‘Our’ Barack Obama might-have-been

‘Our’ Barack Obama might-have-been

During the summer of 2000, I saw light at the end of a dark tunnel of hatred and mayhem that has spanned back for two millennia. This was the summer of the fateful peace summit at Camp David for Israelis and Palestinians; it was also the time that Senator Joseph Lieberman of Connecticut was selected by Al Gore to be his Vice Presidential running mate. To this day, I believe that if the Gore-Lieberman ticket had succeeded, coupled with a successful resolution of the Israeli-Palestinian conflict in 2000 or 2001, this would have meant an effective end to antisemitism.

Racist and theological antisemites would have held out in isolated pockets within the Christian and Islamic worlds, but only on the margins. Beyond antisemitism, most of what plagues us today has something to do with the twin failures of these two ventures in 2000.

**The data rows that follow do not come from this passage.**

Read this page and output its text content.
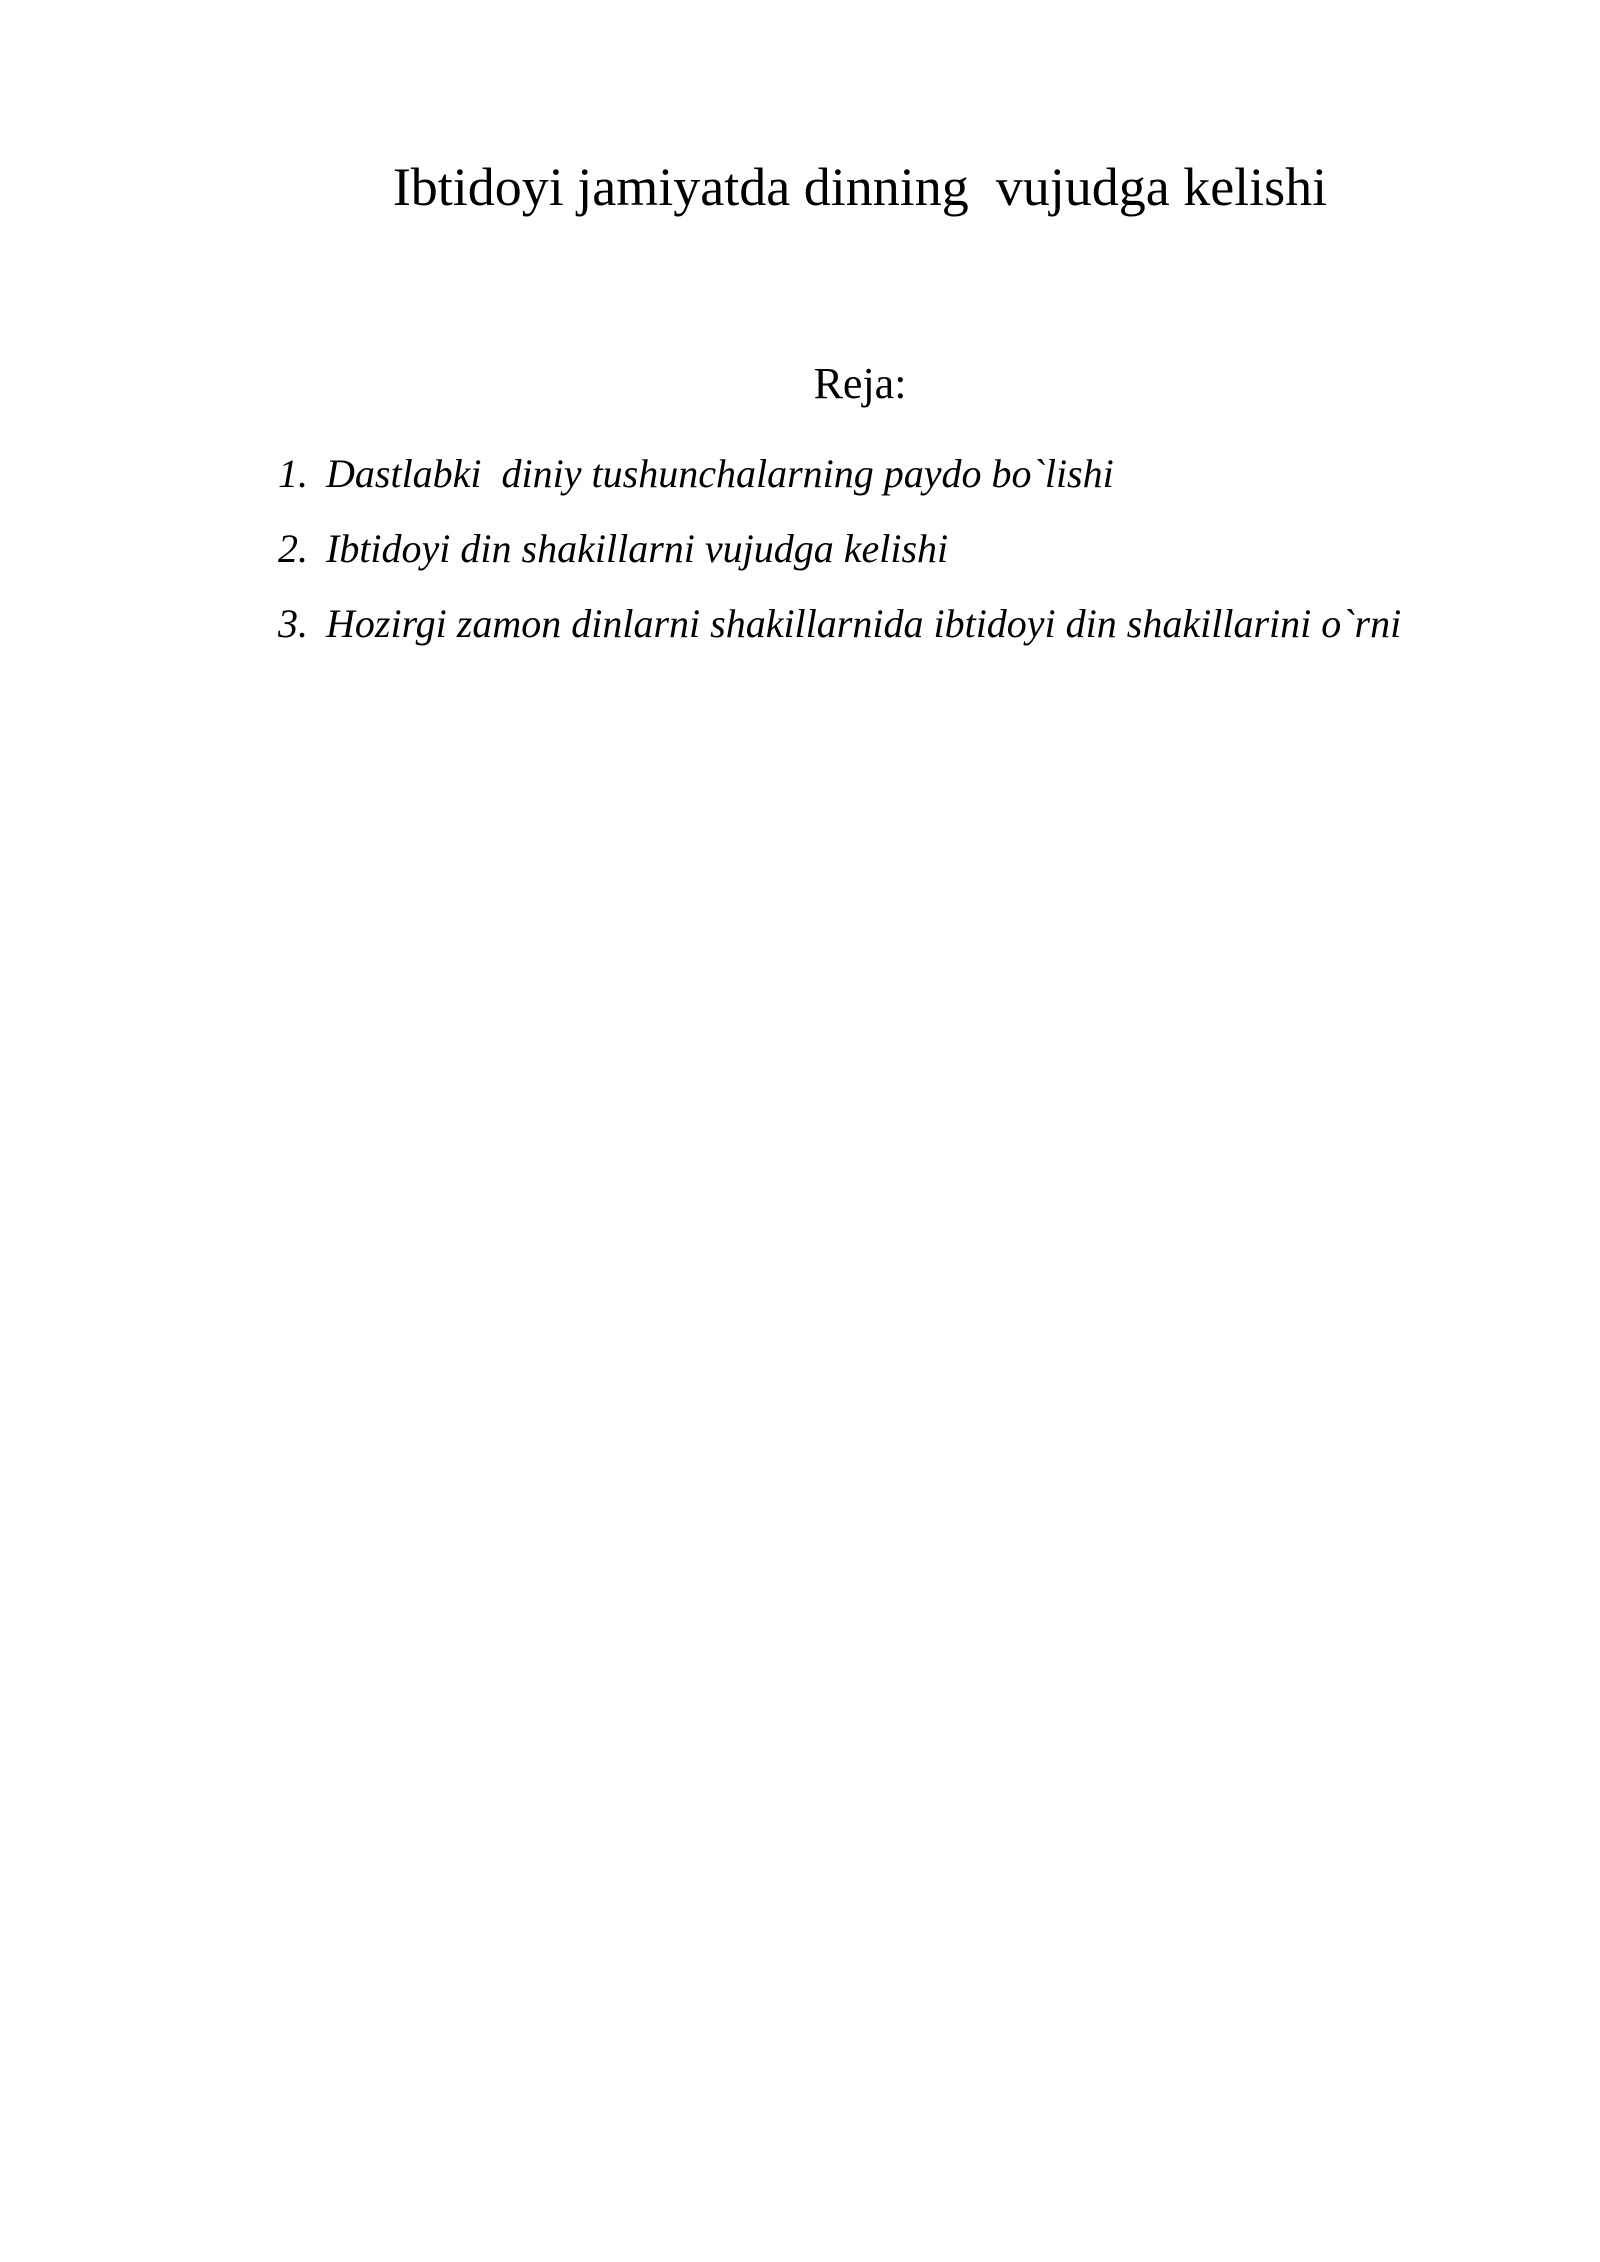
Ibtidoyi jamiyatda dinning  vujudga kelishi
Reja:
1. Dastlabki  diniy tushunchalarning paydo bo`lishi
2. Ibtidoyi din shakillarni vujudga kelishi
3. Hozirgi zamon dinlarni shakillarnida ibtidoyi din shakillarini o`rni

In digesting the enormous human breakthrough in this country’s election of an African American to the Presidency, I can’t help but think with a heavy heart about “our” would-be breakthrough candidate, Joe Lieberman.

It’s not that I’ve thought all that highly of him as a politician, but it’s what he symbolized. Even the fact that he’s religious strengthened the symbolism of his contention for the highest level of national leadership, because he’s a proud, self-affirming Jew (actually more ‘conservadox’ than Orthodox). One doesn’t have to be Orthodox, or religious in any way, to be unabashedly Jewish, but a committed Jew (especially one who’s mainly a liberal) occupying the first or second highest office in the land, might have provided an education for non-Jews in the US and around the world.

But instead, the 2000 election was a debacle and he campaigned in 2004 for the Democratic nomination for President as a hawk on Iraq, very much out of step with his party. Still, his decision to caucus with Senate Democrats after being elected as an independent in 2006 gave them majority control. Then, he reversed course in the campaign just ended in 2008, defecting to the Republican standard-bearer, John McCain, serving literally at his side as one of his staunchest supporters.

This was not a crime, but it also was not the forthright model of an “out” Jew who is a pursuer of peace and progress that most of the world could admire. Sadly, he was not our Barack Obama, in whom so much of the world has invested its hope.

By | 2009-01-21T05:04:00-05:00 January 21st, 2009|Blog|1 Comment

One Comment

  1. Anonymous January 22, 2009 at 6:44 am - Reply

    Ralph,
    You are fantasizing if you believe that a resolution of the Arab-Israeli crisis will end anti-Semitism. Anti-Semitism existed long before modern Israel did. Just as ignorant Christian bigots condemned Jews as “Christ killers,” Muslims condemn Jews for having forged the Bible and rejected the true revelation of Muhammed. Muslims who know much about Judaism must see the similarities between it and Islam and know that Judaism came first. Therefore, they need explanations that condemn the Jews to cover Islam’s appropriation of much of Judaism. And Arabs will continue to view Israel as a settler state of European colonialists even if they reluctantly make peace with it. Look at Egypt and Jordan today–the intelligentsia in both countries is very anti-Israel and not just because of Israeli actions.